I ran across this the other day:
http://www.realitysandwich.com/building_religion
Don’t pay any attention to the title, he’s talking about interference patterns and cellular biology. It stimulated me, thought it might do the same for you.
cheers,
jim
August 22, 2008 at 3:19 pm |
Events (sets of possible states of environment, according to a given framework that approximates what’s possible) are the same only for low-level I/O, because the state of low-level I/O is the single and the same physical constraint from the side of the mind and from the side of the environment, it’s where they physically interact, like a button being pressed by a finger and the finger pressing the button. Events for other elements of a model are completely different from events describing the state of environment they indicate. These wide and different events only happen to be good indicators of each other because the actual state of environment presents only those few contexts in which it’s so (see Vague questions and precise answers). I hope this is clear from earlier posts.
As far as I can see, that article on “realitysandwich” is a heap of nonsense. Intuitively vivid picture may be a good tool to develop or communicate a theory, but it’s important to deliberatively keep this imagery in check with reality, to not misapply the tool of human intuition that can be absurdly gullible. A community that practices the same kind of emotionally reinforced self-deception makes it only easier for new converts to fall prey to it. Fill a pronouncement with socially agreed-on applause lights, and sincere praise will follow.
August 22, 2008 at 5:22 pm |
Howdy Vladimir,
I’m disappointed in your reaction. “Nonsense” could easily be applied to your detailed and accurate description by someone who didn’t get it. You belong to a community that practices the same kind of, “emotionally reinforced self-deception” of which you speak… we all do.
I like your description of reality, but i don’t think it is the only one that can be accurate.
cheers,
jim
August 22, 2008 at 7:02 pm |
I’m not willing to discuss this point at length now (although I’m going to write on rationality sometime in the future in the context of discussion on goals), and inferential distance is too long to do so in a few words. Anyone in the least scientifically literate should recognize nonsense of that calibre as such pretty unambiguously. Fighting false positives may be more difficult, in some cases requiring a greater benefit of the doubt, in others requiring better training in rationality to see what’s what at all.

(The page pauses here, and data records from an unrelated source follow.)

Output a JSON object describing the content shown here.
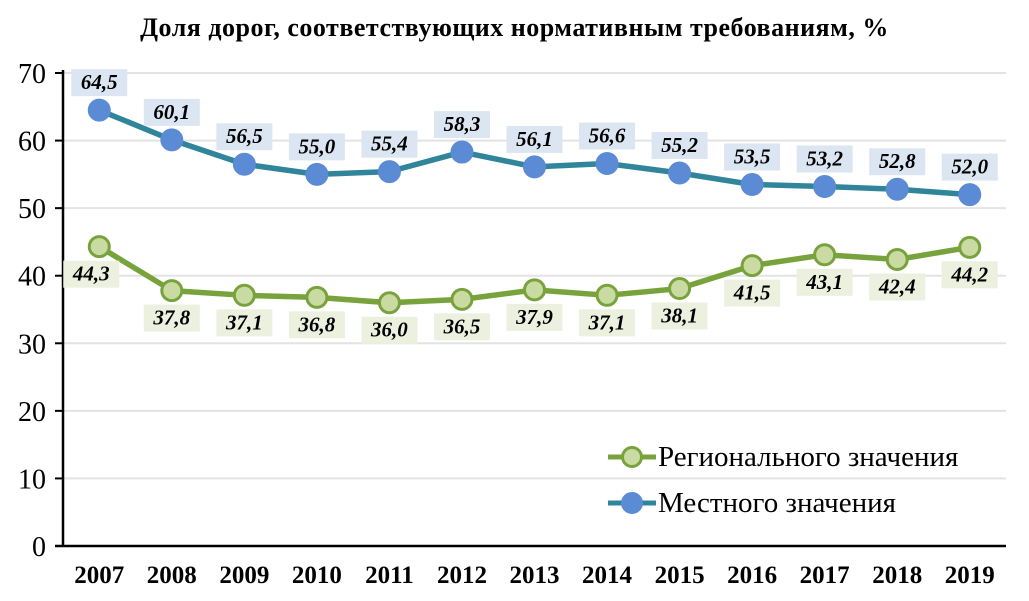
{
  "title": "Доля дорог, соответствующих нормативным требованиям, %",
  "chart_data": {
    "type": "line",
    "categories": [
      "2007",
      "2008",
      "2009",
      "2010",
      "2011",
      "2012",
      "2013",
      "2014",
      "2015",
      "2016",
      "2017",
      "2018",
      "2019"
    ],
    "series": [
      {
        "name": "Регионального значения",
        "values": [
          44.3,
          37.8,
          37.1,
          36.8,
          36.0,
          36.5,
          37.9,
          37.1,
          38.1,
          41.5,
          43.1,
          42.4,
          44.2
        ],
        "line_color": "#78A33C",
        "marker_fill": "#C9DBA3",
        "marker_border": "#78A33C",
        "label_bg": "#EBF1DE",
        "label_position": "below"
      },
      {
        "name": "Местного значения",
        "values": [
          64.5,
          60.1,
          56.5,
          55.0,
          55.4,
          58.3,
          56.1,
          56.6,
          55.2,
          53.5,
          53.2,
          52.8,
          52.0
        ],
        "line_color": "#31859B",
        "marker_fill": "#5B8BD5",
        "marker_border": "#5B8BD5",
        "label_bg": "#DCE6F2",
        "label_position": "above"
      }
    ],
    "ylim": [
      0,
      70
    ],
    "ytick_step": 10,
    "y_tick_labels": [
      "0",
      "10",
      "20",
      "30",
      "40",
      "50",
      "60",
      "70"
    ],
    "grid": true,
    "gridline_color": "#E3E3E3",
    "axis_color": "#000000",
    "label_text_color": "#000000",
    "decimal_separator": ",",
    "legend_position": "bottom-right-inside"
  }
}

My description of reality isn’t supposed to say something new about reality itself, but rather to show how the reality may be described for the purposes of being captured by a generally intelligent system, to explore what is the domain of general intelligence, and to communicate the important aspects of this process, so that resulting understanding may be applied to engineering one. My description is far from accurate or detailed, as I’m looking for the simplest description sufficient for the job.